La pauvreté menstruelle fait référence aux défis auxquels les femmes et les filles sont confrontées lorsqu’elles ne peuvent pas se permettre d’acheter des articles menstruels de base tels que des serviettes hygiéniques, des tampons, des sous-vêtements et des analgésiques. Elle est courante dans les pays développés et en développement du monde entier et a des impacts négatifs sur la santé, l’éducation, les opportunités de carrière et l’estime de soi des femmes et des filles. Au Soudan, la pauvreté périodique touche un très grand nombre de personnes, et le manque de services de santé de base, les tabous sociaux, les inégalités entre les sexes et les normes sociales discriminatoires aggravent encore la situation. Au Soudan, les femmes et les filles souffrent souvent en silence pendant leurs règles en raison d’une ignorance généralisée concernant la santé et l’hygiène menstruelles. Les femmes sont souvent isolées de leur famille et de leur communauté pendant leurs périodes menstruelles et doivent recourir à des pratiques insalubres.

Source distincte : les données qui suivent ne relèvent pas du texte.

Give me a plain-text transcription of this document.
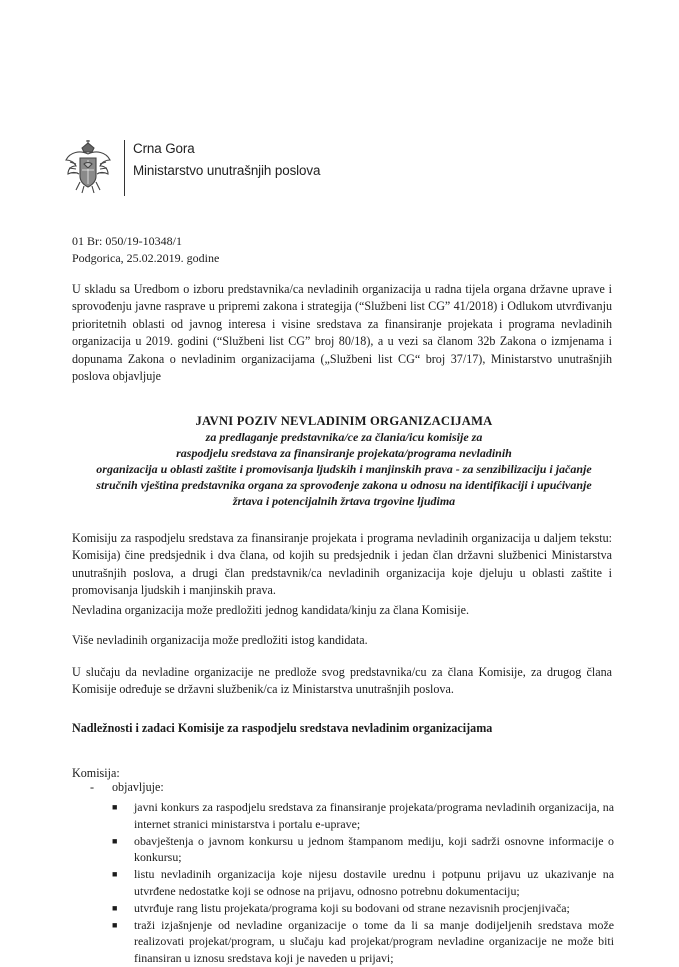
Crna Gora
Ministarstvo unutrašnjih poslova
01 Br: 050/19-10348/1
Podgorica, 25.02.2019. godine
U skladu sa Uredbom o izboru predstavnika/ca nevladinih organizacija u radna tijela organa državne uprave i sprovođenju javne rasprave u pripremi zakona i strategija (“Službeni list CG” 41/2018) i Odlukom utvrđivanju prioritetnih oblasti od javnog interesa i visine sredstava za finansiranje projekata i programa nevladinih organizacija u 2019. godini (“Službeni list CG” broj 80/18), a u vezi sa članom 32b Zakona o izmjenama i dopunama Zakona o nevladinim organizacijama („Službeni list CG“ broj 37/17), Ministarstvo unutrašnjih poslova objavljuje
JAVNI POZIV NEVLADINIM ORGANIZACIJAMA
za predlaganje predstavnika/ce za člania/icu komisije za
raspodjelu sredstava za finansiranje projekata/programa nevladinih
organizacija u oblasti zaštite i promovisanja ljudskih i manjinskih prava - za senzibilizaciju i jačanje
stručnih vještina predstavnika organa za sprovođenje zakona u odnosu na identifikaciji i upućivanje
žrtava i potencijalnih žrtava trgovine ljudima
Komisiju za raspodjelu sredstava za finansiranje projekata i programa nevladinih organizacija u daljem tekstu: Komisija) čine predsjednik i dva člana, od kojih su predsjednik i jedan član državni službenici Ministarstva unutrašnjih poslova, a drugi član predstavnik/ca nevladinih organizacija koje djeluju u oblasti zaštite i promovisanja ljudskih i manjinskih prava.
Nevladina organizacija može predložiti jednog kandidata/kinju za člana Komisije.
Više nevladinih organizacija može predložiti istog kandidata.
U slučaju da nevladine organizacije ne predlože svog predstavnika/cu za člana Komisije, za drugog člana Komisije određuje se državni službenik/ca iz Ministarstva unutrašnjih poslova.
Nadležnosti i zadaci Komisije za raspodjelu sredstava nevladinim organizacijama
Komisija:
- objavljuje:
■ javni konkurs za raspodjelu sredstava za finansiranje projekata/programa nevladinih organizacija, na internet stranici ministarstva i portalu e-uprave;
■ obavještenja o javnom konkursu u jednom štampanom mediju, koji sadrži osnovne informacije o konkursu;
■ listu nevladinih organizacija koje nijesu dostavile urednu i potpunu prijavu uz ukazivanje na utvrđene nedostatke koji se odnose na prijavu, odnosno potrebnu dokumentaciju;
■ utvrđuje rang listu projekata/programa koji su bodovani od strane nezavisnih procjenjivača;
■ traži izjašnjenje od nevladine organizacije o tome da li sa manje dodijeljenih sredstava može realizovati projekat/program, u slučaju kad projekat/program nevladine organizacije ne može biti finansiran u iznosu sredstava koji je naveden u prijavi;
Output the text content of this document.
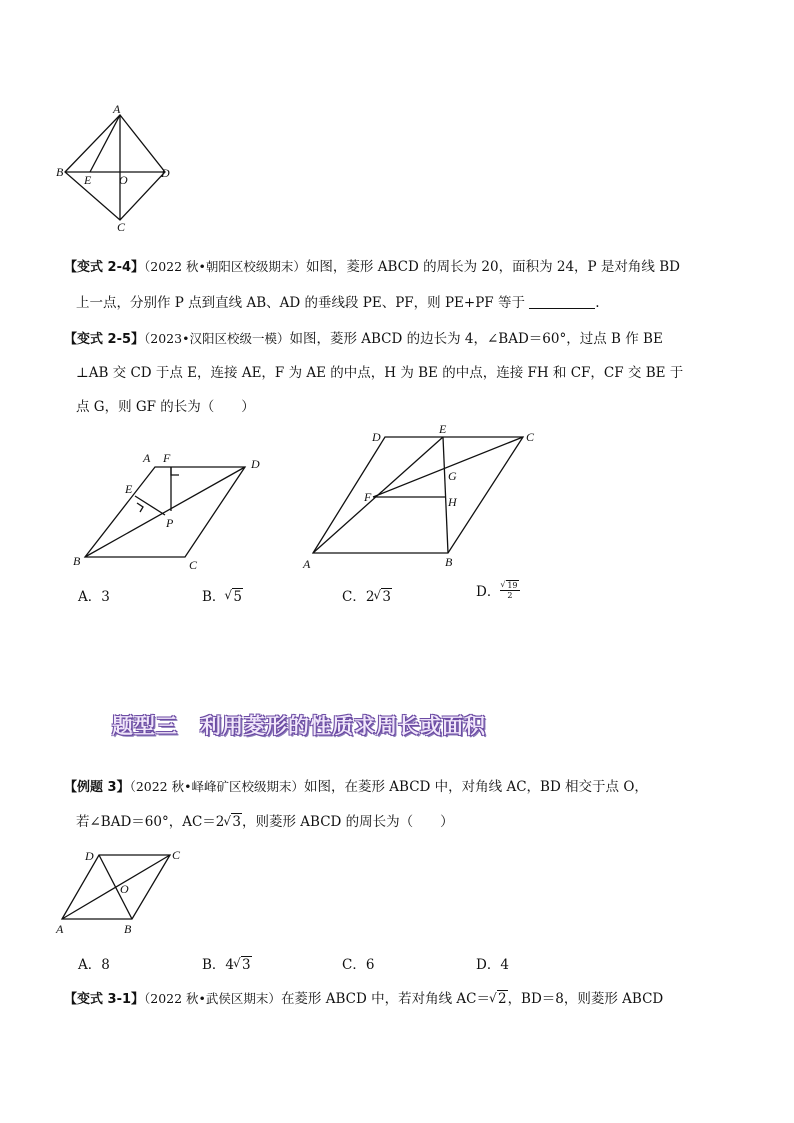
A
B
E O	D
C
【变式 2-4】（2022 秋•朝阳区校级期末）如图，菱形 ABCD 的周长为 20，面积为 24，P 是对角线 BD
上一点，分别作 P 点到直线 AB、AD 的垂线段 PE、PF，则 PE+PF 等于	.
【变式 2-5】（2023•汉阳区校级一模）如图，菱形 ABCD 的边长为 4，∠BAD＝60°，过点 B 作 BE
⊥AB 交 CD 于点 E，连接 AE，F 为 AE 的中点，H 为 BE 的中点，连接 FH 和 CF，CF 交 BE 于
点 G，则 GF 的长为（　　）
A F	D
E
P
B	C
D
E
C
G
F	H
A	B
A．3	B． √ 5	C．2 √ 3	D． √ $\frac{19}{2}$
题型三　利用菱形的性质求周长或面积
【例题 3】（2022 秋•峄峰矿区校级期末）如图，在菱形 ABCD 中，对角线 AC，BD 相交于点 O，
若∠BAD＝60°，AC＝2 √ 3，则菱形 ABCD 的周长为（　　）
D	C
O
A	B
A．8	B．4 √ 3	C．6	D．4
【变式 3-1】（2022 秋•武侯区期末）在菱形 ABCD 中，若对角线 AC＝ √ 2，BD＝8，则菱形 ABCD
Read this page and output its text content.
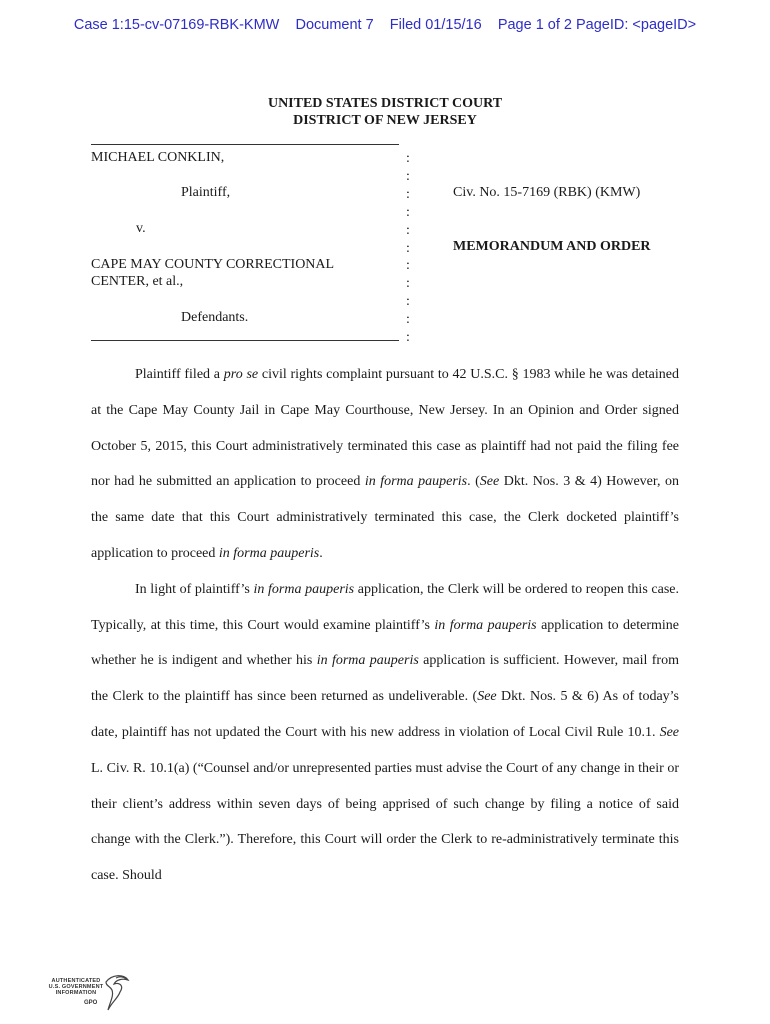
Case 1:15-cv-07169-RBK-KMW Document 7 Filed 01/15/16 Page 1 of 2 PageID: <pageID>
UNITED STATES DISTRICT COURT
DISTRICT OF NEW JERSEY
MICHAEL CONKLIN,
Plaintiff,
v.
CAPE MAY COUNTY CORRECTIONAL
CENTER, et al.,
Defendants.
:
:
:
:
:
:
:
:
:
:
:
Civ. No. 15-7169 (RBK) (KMW)
MEMORANDUM AND ORDER

Plaintiff filed a pro se civil rights complaint pursuant to 42 U.S.C. § 1983 while he was detained at the Cape May County Jail in Cape May Courthouse, New Jersey. In an Opinion and Order signed October 5, 2015, this Court administratively terminated this case as plaintiff had not paid the filing fee nor had he submitted an application to proceed in forma pauperis. (See Dkt. Nos. 3 & 4) However, on the same date that this Court administratively terminated this case, the Clerk docketed plaintiff’s application to proceed in forma pauperis.

In light of plaintiff’s in forma pauperis application, the Clerk will be ordered to reopen this case. Typically, at this time, this Court would examine plaintiff’s in forma pauperis application to determine whether he is indigent and whether his in forma pauperis application is sufficient. However, mail from the Clerk to the plaintiff has since been returned as undeliverable. (See Dkt. Nos. 5 & 6) As of today’s date, plaintiff has not updated the Court with his new address in violation of Local Civil Rule 10.1. See L. Civ. R. 10.1(a) (“Counsel and/or unrepresented parties must advise the Court of any change in their or their client’s address within seven days of being apprised of such change by filing a notice of said change with the Clerk.”). Therefore, this Court will order the Clerk to re-administratively terminate this case. Should

AUTHENTICATED
U.S. GOVERNMENT
INFORMATION
GPO
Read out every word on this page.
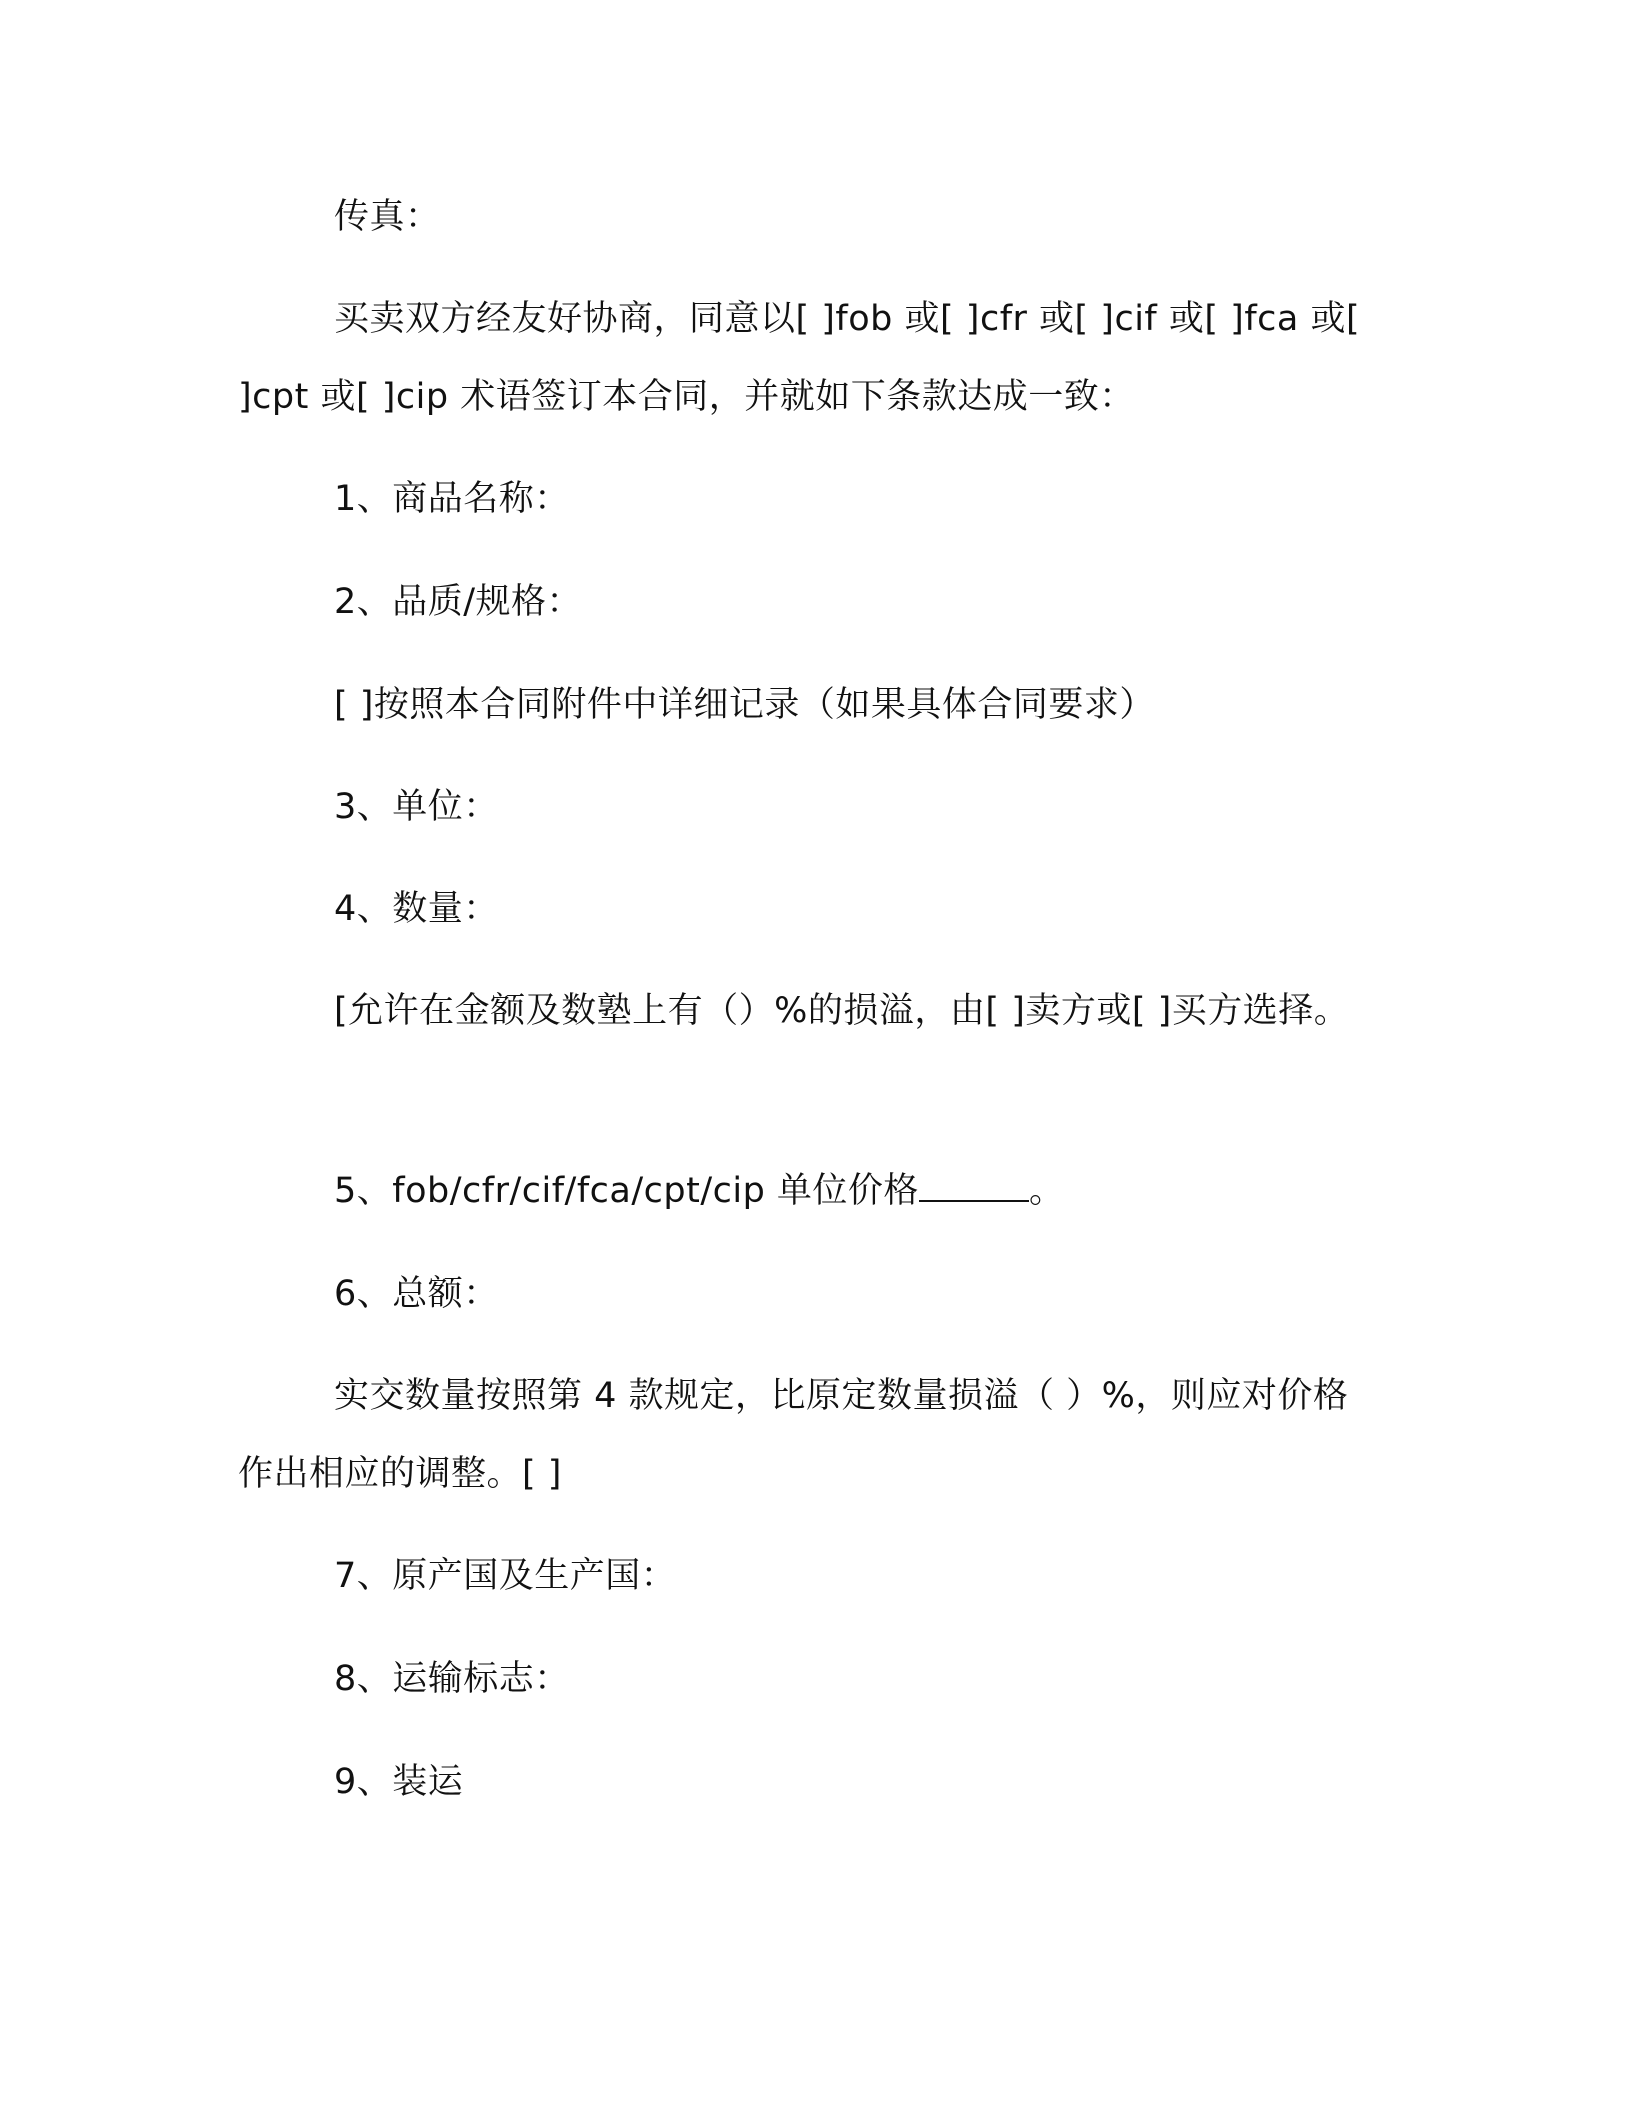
传真：
买卖双方经友好协商，同意以[ ]fob 或[ ]cfr 或[ ]cif 或[ ]fca 或[ ]cpt 或[ ]cip 术语签订本合同，并就如下条款达成一致：
1、商品名称：
2、品质/规格：
[ ]按照本合同附件中详细记录（如果具体合同要求）
3、单位：
4、数量：
[允许在金额及数塾上有（）%的损溢，由[ ]卖方或[ ]买方选择。
5、fob/cfr/cif/fca/cpt/cip 单位价格	。
6、总额：
实交数量按照第 4 款规定，比原定数量损溢（ ）%，则应对价格作出相应的调整。[ ]
7、原产国及生产国：
8、运输标志：
9、装运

Les conflits et les catastrophes naturelles ont également entraîné le déplacement d’environ 3,7 millions de personnes déplacées à l’intérieur du pays (IDP) au Soudan, une situation qui affecte de manière disproportionnée les femmes et les filles, selon le magazine 500 Words. Le déplacement exacerbe les problèmes spécifiques au genre, tels que la pauvreté menstruelle, les produits menstruels devenant encore moins accessibles.
Les conséquences
Selon ActionAid, les filles d’Afrique subsaharienne manquent environ 20 % de l’année scolaire à cause de leurs règles, par peur de l’humiliation ou de l’isolement, rapporte le magazine 500 Words. Les conséquences d’une mauvaise éducation sont généralement liées à la pauvreté, et la pauvreté menstruelle peut donc avoir des effets durables sur les opportunités des jeunes filles.
Les produits sanitaires sont également extrêmement difficiles d’accès dans les zones rurales du Soudan, et les femmes et les filles doivent donc utiliser des alternatives telles que de vieux morceaux de tissu ou d’autres articles domestiques, qui peuvent entraîner des infections, selon le magazine 500 Words.
Le risque d’infection est encore plus élevé pour les femmes et les filles qui ont été victimes de mutilations génitales féminines (MGF). Selon l’UNICEF, environ 87 % des femmes et des filles âgées de 15 à 49 ans au Soudan ont subi une forme de mutilation génitale féminine en 2017.
Le travail de Vision Mondiale
World Vision a accompli un travail fantastique pour atténuer certains des impacts de la pauvreté menstruelle au Soudan. Avec l’aide du financement de l’USAID-Bureau et en collaboration avec divers ministères et l’UNICEF, World Vision a cherché à lancer pour la première fois la production de serviettes hygiéniques réutilisables au Soudan.
L’organisation a mené un premier projet pilote dans l’État du Nil Bleu, où elle a développé trois modèles à partir de tissus de coton locaux. World Vision a distribué 200 échantillons de chaque modèle à 100 filles dans quatre localités. Plus tard, il a mené une enquête auprès des utilisateurs pour s’assurer que ces filles pouvaient contribuer aux conceptions finales. Les agents de santé publique ont ensuite formé les filles à utiliser correctement et en toute sécurité les serviettes hygiéniques réutilisables.
Selon World Vision, six groupes de 15 femmes chacun provenant de six localités ont ensuite reçu une formation et des kits de démarrage pour fabriquer les produits. Ils ont ensuite fabriqué 5 000 pièces, « que Vision Mondiale a achetées et distribuées à 500 filles ».
Grâce à un financement supplémentaire de l’UNICEF, d’Affaires mondiales Canada (GAC) et de l’USAID BHA, le projet va désormais plus loin et bon nombre des femmes initialement formées forment d’autres groupes de femmes au Kordofan méridional, au Darfour méridional et au Darfour oriental, ciblant 5 000 filles.
Le succès fantastique
Le succès fantastique de l’initiative des serviettes hygiéniques réutilisables au Soudan démontre l’énorme impact que le financement de l’USAID peut avoir pour financer des projets comme celui de World Vision et donne de l’optimisme quant à la fin de la pauvreté menstruelle au Soudan et ailleurs dans le monde en développement. Cependant, la pauvreté menstruelle reste un problème important dans le monde entier, et au Soudan en particulier, démontrant l’importance de l’USAID dans la réduction de la pauvreté dans le monde.